The Dow Jones industrial average climbed 89.46 points, or 0.7%, to 12,805.39, a welcome reversal from its nearly 500-point decline over the last five trading sessions. The Standard & Poor's 500 index rose 0.7%, and the Nasdaq composite index was up 0.8%.
An unexpected first-quarter profit from Alcoa Inc.late Tuesday and a slight drop in yields on Spanish and Italian government debt lured buyers. Also, investors may have been assuaged by the Federal Reserve's "beige book," which said the economy is growing at "a modest to moderate pace" despite rising gas prices.
But investors appear unconvinced that a rally will take hold, and many are instead bracing for a larger drop in share prices. After a six-month surge driven by upbeat economic data, concern is growing once again about the effects of the European debt crisis and the staying power of the U.S. recovery.

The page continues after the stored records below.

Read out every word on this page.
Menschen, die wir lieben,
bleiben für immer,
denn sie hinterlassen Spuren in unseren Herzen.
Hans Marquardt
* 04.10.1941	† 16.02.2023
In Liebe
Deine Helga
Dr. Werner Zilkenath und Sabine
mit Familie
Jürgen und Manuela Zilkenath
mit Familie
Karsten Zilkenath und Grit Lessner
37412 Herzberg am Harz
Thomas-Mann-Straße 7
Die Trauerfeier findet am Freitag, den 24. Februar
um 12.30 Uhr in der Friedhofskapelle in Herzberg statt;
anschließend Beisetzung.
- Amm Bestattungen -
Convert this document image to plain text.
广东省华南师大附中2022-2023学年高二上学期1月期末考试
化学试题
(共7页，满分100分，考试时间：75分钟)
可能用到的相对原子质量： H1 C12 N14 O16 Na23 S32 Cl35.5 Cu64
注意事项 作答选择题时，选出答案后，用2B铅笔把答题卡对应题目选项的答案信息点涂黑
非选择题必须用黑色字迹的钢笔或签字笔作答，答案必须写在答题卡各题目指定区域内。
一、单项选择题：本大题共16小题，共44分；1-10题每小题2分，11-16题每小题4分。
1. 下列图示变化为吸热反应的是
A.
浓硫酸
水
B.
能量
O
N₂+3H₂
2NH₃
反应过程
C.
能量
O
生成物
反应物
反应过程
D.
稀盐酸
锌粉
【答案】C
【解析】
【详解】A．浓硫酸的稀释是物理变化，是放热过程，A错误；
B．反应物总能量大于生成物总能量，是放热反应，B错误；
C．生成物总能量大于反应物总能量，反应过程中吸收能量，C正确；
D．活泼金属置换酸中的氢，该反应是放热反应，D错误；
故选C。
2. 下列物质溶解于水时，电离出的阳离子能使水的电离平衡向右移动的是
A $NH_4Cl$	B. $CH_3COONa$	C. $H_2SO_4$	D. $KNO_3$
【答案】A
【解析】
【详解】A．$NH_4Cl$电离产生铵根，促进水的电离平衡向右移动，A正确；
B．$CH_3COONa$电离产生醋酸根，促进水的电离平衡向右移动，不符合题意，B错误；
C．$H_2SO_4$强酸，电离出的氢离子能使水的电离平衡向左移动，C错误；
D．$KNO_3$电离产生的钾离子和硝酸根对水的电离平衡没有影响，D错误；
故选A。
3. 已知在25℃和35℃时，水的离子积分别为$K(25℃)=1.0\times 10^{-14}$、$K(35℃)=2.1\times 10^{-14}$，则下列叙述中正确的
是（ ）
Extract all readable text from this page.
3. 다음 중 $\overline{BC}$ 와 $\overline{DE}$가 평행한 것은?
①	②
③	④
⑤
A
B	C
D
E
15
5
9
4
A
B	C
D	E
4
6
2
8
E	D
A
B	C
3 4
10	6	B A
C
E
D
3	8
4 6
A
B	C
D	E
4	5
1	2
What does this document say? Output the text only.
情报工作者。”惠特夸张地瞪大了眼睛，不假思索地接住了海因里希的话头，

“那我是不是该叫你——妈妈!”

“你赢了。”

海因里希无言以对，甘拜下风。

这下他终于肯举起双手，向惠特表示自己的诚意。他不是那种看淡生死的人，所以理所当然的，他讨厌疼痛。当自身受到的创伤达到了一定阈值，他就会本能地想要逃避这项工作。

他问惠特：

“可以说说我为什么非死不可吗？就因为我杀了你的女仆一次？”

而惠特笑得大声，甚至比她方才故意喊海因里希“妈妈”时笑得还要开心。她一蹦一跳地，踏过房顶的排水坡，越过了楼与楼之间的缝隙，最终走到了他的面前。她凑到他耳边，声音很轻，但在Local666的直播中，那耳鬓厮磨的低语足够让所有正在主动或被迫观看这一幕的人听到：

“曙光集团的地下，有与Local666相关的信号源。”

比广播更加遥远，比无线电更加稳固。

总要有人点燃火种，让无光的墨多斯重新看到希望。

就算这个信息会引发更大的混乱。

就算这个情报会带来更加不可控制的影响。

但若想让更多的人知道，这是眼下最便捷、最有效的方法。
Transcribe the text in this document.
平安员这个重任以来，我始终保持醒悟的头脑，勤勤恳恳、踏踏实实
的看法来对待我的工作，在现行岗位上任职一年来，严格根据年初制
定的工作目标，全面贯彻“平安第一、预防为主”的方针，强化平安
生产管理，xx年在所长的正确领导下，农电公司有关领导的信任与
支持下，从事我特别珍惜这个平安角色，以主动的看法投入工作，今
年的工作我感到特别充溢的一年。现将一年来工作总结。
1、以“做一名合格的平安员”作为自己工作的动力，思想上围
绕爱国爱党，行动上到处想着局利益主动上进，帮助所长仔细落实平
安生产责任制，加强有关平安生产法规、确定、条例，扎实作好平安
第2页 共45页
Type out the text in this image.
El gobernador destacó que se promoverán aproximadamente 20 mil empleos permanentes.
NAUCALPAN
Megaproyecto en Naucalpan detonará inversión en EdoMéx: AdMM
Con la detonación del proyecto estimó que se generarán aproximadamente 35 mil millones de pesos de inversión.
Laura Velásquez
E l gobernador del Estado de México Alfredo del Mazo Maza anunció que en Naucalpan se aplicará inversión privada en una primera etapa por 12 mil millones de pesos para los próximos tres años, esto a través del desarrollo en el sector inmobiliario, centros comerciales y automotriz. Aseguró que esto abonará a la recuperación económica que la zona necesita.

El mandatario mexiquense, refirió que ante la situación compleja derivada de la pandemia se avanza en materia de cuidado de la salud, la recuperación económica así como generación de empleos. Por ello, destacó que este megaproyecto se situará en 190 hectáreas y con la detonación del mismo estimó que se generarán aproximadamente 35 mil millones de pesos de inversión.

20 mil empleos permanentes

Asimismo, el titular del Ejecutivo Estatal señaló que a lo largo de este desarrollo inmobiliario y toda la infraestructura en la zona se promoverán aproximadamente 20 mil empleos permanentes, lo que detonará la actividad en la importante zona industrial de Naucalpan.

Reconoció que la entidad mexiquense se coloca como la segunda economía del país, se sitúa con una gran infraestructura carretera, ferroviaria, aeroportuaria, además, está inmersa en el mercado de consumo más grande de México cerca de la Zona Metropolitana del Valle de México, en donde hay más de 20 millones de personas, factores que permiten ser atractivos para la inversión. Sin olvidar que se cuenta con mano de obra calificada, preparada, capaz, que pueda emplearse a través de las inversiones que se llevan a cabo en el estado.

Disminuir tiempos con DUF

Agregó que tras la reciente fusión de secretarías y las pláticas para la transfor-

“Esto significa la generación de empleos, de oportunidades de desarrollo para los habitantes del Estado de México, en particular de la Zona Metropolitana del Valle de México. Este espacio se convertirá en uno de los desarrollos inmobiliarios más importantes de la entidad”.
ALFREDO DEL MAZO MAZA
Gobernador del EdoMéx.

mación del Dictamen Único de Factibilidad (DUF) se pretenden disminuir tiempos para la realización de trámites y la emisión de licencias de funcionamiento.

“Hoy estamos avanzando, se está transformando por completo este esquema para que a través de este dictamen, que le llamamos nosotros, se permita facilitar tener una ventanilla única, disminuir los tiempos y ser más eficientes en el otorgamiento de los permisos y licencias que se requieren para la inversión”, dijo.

Investors worry that government austerity measures in countries such as Spain and Italy will exacerbate the continent's recession and make it even more difficult for cash-strapped governments to repay their massive debts. That could ripple through to European banks, which hold enormous chunks of government debt.
"The U.S. stock market has finally entered a normal correction," Wells Fargo & Co. investment advisors wrote in a note to clients Wednesday. "We could see the stock market decline for several weeks before completing the correction. At this time, we would expect a normal correction between 5% and 10%."
Investors have rushed back to the perceived safety of Treasury bonds in recent days, with the yield on the 10-year T-note falling to 2.38% on March 19 to below 2% on Tuesday. The yield inched up to 2.03% on Wednesday.